Coding and analysis questions

RAPL Energy Calculation: Assume you read MSR_PKG_ENERGY_STATUS at time t₀ = 0s and get E₀ = 0x12345678. At time t₁ = 60s, you read E₁ = 0x87654321. The MSR_RAPL_POWER_UNIT register shows energy_unit_multiplier = 61e-3 (Joules per unit).

  • a) Calculate the energy consumed (accounting for 32-bit wraparound if needed)

  • b) Compute average power during this interval

  • c) What happens if wraparound occurs? Show the calculation

Power Baseline Determination: You measure a node under baseline (idle): 40W for CPU, 20W for memory, 100W total node power. After calibration with synthetic load: 150W for CPU, 80W for memory, 350W total node power.

  • a) Calculate unmonitored component power in both states

  • b) Develop a simple linear model: P_unmonitored = f(P_cpu, P_mem)

  • c) Predict total node power for CPU=120W, Mem=60W

GPU vs CPU Power Comparison: Write pseudocode to:

  • a) Query GPU power using NVIDIA NVML: NvmlDeviceGetPowerUsage()

  • b) Query CPU power using Intel RAPL from sysfs

  • c) Compare and report which component is consuming more power

  • d) Handle errors (missing sensors, permission issues)

Grace Hopper Domain Analysis: Given Grace Hopper power readings:

  • Module: 300W

  • Grace: 200W (CPU + SysIO + DRAM)

  • CPU cores: 80W

  • SysIO: 40W

  • DRAM: 80W

  • a) Verify the Grace domain equation

  • b) Calculate GPU power

  • c) Compute efficiency ratio: (CPU + GPU) / (Total Module)

  • d) Identify which component is wasting power as infrastructure overhead

Baseline Comparison: Compare baselines from two systems: LUMI (European supercomputer) and Karolina (Czech supercomputer) using the visualization data in Episode 1.
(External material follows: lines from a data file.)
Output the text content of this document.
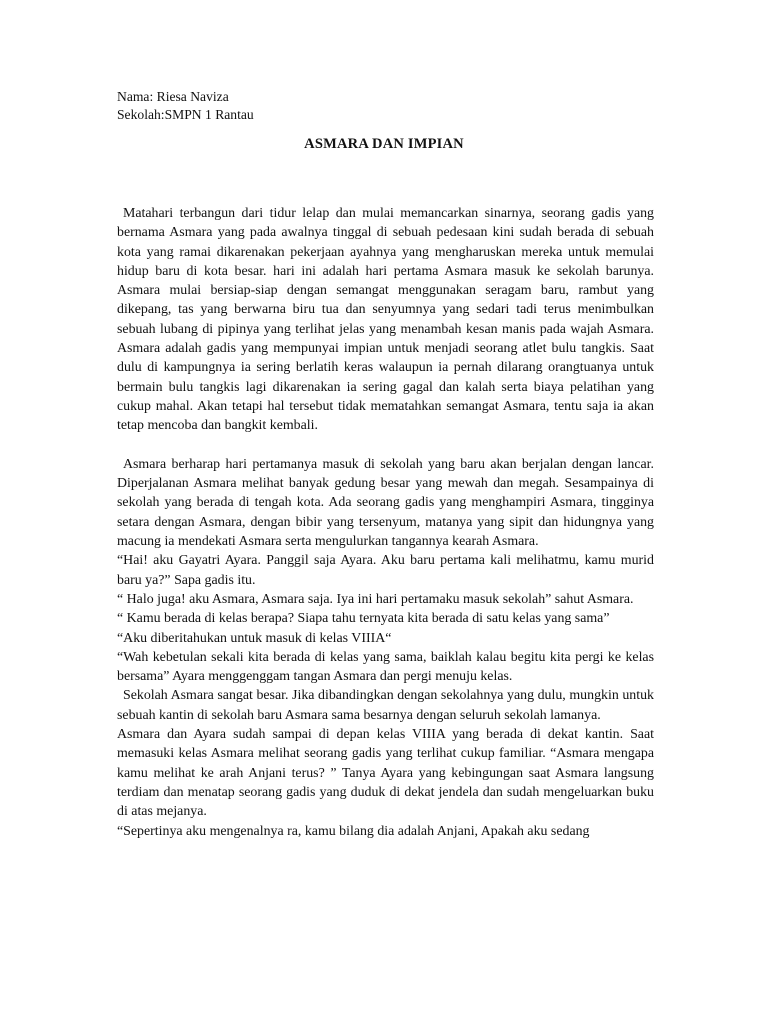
Nama: Riesa Naviza
Sekolah:SMPN 1 Rantau
ASMARA DAN IMPIAN

Matahari terbangun dari tidur lelap dan mulai memancarkan sinarnya, seorang gadis yang bernama Asmara yang pada awalnya tinggal di sebuah pedesaan kini sudah berada di sebuah kota yang ramai dikarenakan pekerjaan ayahnya yang mengharuskan mereka untuk memulai hidup baru di kota besar. hari ini adalah hari pertama Asmara masuk ke sekolah barunya. Asmara mulai bersiap-siap dengan semangat menggunakan seragam baru, rambut yang dikepang, tas yang berwarna biru tua dan senyumnya yang sedari tadi terus menimbulkan sebuah lubang di pipinya yang terlihat jelas yang menambah kesan manis pada wajah Asmara. Asmara adalah gadis yang mempunyai impian untuk menjadi seorang atlet bulu tangkis. Saat dulu di kampungnya ia sering berlatih keras walaupun ia pernah dilarang orangtuanya untuk bermain bulu tangkis lagi dikarenakan ia sering gagal dan kalah serta biaya pelatihan yang cukup mahal. Akan tetapi hal tersebut tidak mematahkan semangat Asmara, tentu saja ia akan tetap mencoba dan bangkit kembali.

Asmara berharap hari pertamanya masuk di sekolah yang baru akan berjalan dengan lancar. Diperjalanan Asmara melihat banyak gedung besar yang mewah dan megah. Sesampainya di sekolah yang berada di tengah kota. Ada seorang gadis yang menghampiri Asmara, tingginya setara dengan Asmara, dengan bibir yang tersenyum, matanya yang sipit dan hidungnya yang macung ia mendekati Asmara serta mengulurkan tangannya kearah Asmara.

“Hai! aku Gayatri Ayara. Panggil saja Ayara. Aku baru pertama kali melihatmu, kamu murid baru ya?” Sapa gadis itu.

“ Halo juga! aku Asmara, Asmara saja. Iya ini hari pertamaku masuk sekolah” sahut Asmara.

“ Kamu berada di kelas berapa? Siapa tahu ternyata kita berada di satu kelas yang sama”

“Aku diberitahukan untuk masuk di kelas VIIIA“

“Wah kebetulan sekali kita berada di kelas yang sama, baiklah kalau begitu kita pergi ke kelas bersama” Ayara menggenggam tangan Asmara dan pergi menuju kelas.

Sekolah Asmara sangat besar. Jika dibandingkan dengan sekolahnya yang dulu, mungkin untuk sebuah kantin di sekolah baru Asmara sama besarnya dengan seluruh sekolah lamanya.

Asmara dan Ayara sudah sampai di depan kelas VIIIA yang berada di dekat kantin. Saat memasuki kelas Asmara melihat seorang gadis yang terlihat cukup familiar. “Asmara mengapa kamu melihat ke arah Anjani terus? ” Tanya Ayara yang kebingungan saat Asmara langsung terdiam dan menatap seorang gadis yang duduk di dekat jendela dan sudah mengeluarkan buku di atas mejanya.

“Sepertinya aku mengenalnya ra, kamu bilang dia adalah Anjani, Apakah aku sedang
  • a) Identify why baseline power differs between accelerated (ACN) and compute (CN) nodes

  • b) Estimate the cost difference of running identical jobs on ACN vs CN nodes

  • c) Propose an optimization strategy based on baseline analysis

RAPL Counter Management: Design a monitoring daemon that:

  • a) Reads RAPL counters every 10 seconds

  • b) Detects and handles counter wraparound (32-bit overflow)

  • c) Computes instantaneous power from energy deltas

  • d) Logs results to a database for post-execution analysis Pseudocode is sufficient.

System-Specific Baseline Model: Given the following empirical data for a compute node:

Workload Type

Measured Power (CPU+GPU) [W]

Total Node Power [W]

Unmeasured [W]

Idle

20

80

60

Synthetic (50% load)

100

220

120

Synthetic (100% load)

180

400

220

Real HPC app (50%)

95

210

115

Real HPC app (100%)

175

390

215

  • a) Is the unmeasured power linear or non-linear with measured power?

  • b) Fit a model: P_unmeasured = a + b × P_measured

  • c) Predict unmeasured power for measured=120W

  • d) What sources could cause non-linearity?

Coding questions

Generate a 1D NumPy array of 1 million random floats. Compute the square root of each element using:

  • a) a Python for loop

  • b) NumPy’s vectorized np.sqrt

Load a CSV file of weather data (e.g., temperature, humidity, wind).

  • a) filter rows where temperature > 30°C

  • b) compute the average humidity for each month using groupby

Create a random 100×100 matrix A and a vector b.

  • a) use scipy.linalg.solve to solve the system $Ax = b$

  • b) verify the solution by checking the residual norm

Simulate a DataFrame with missing values in numerical columns.

  • a) fill missing values with the column mean (using NumPy)

  • b) compute basic statistics before and after imputation

Generate noisy data for a quadratic function $y = ax² + bx + c$

  • a) use scipy.optimize.curve_fit to fit the data and recover the original parameters

  • b) plot the original vs fitted curve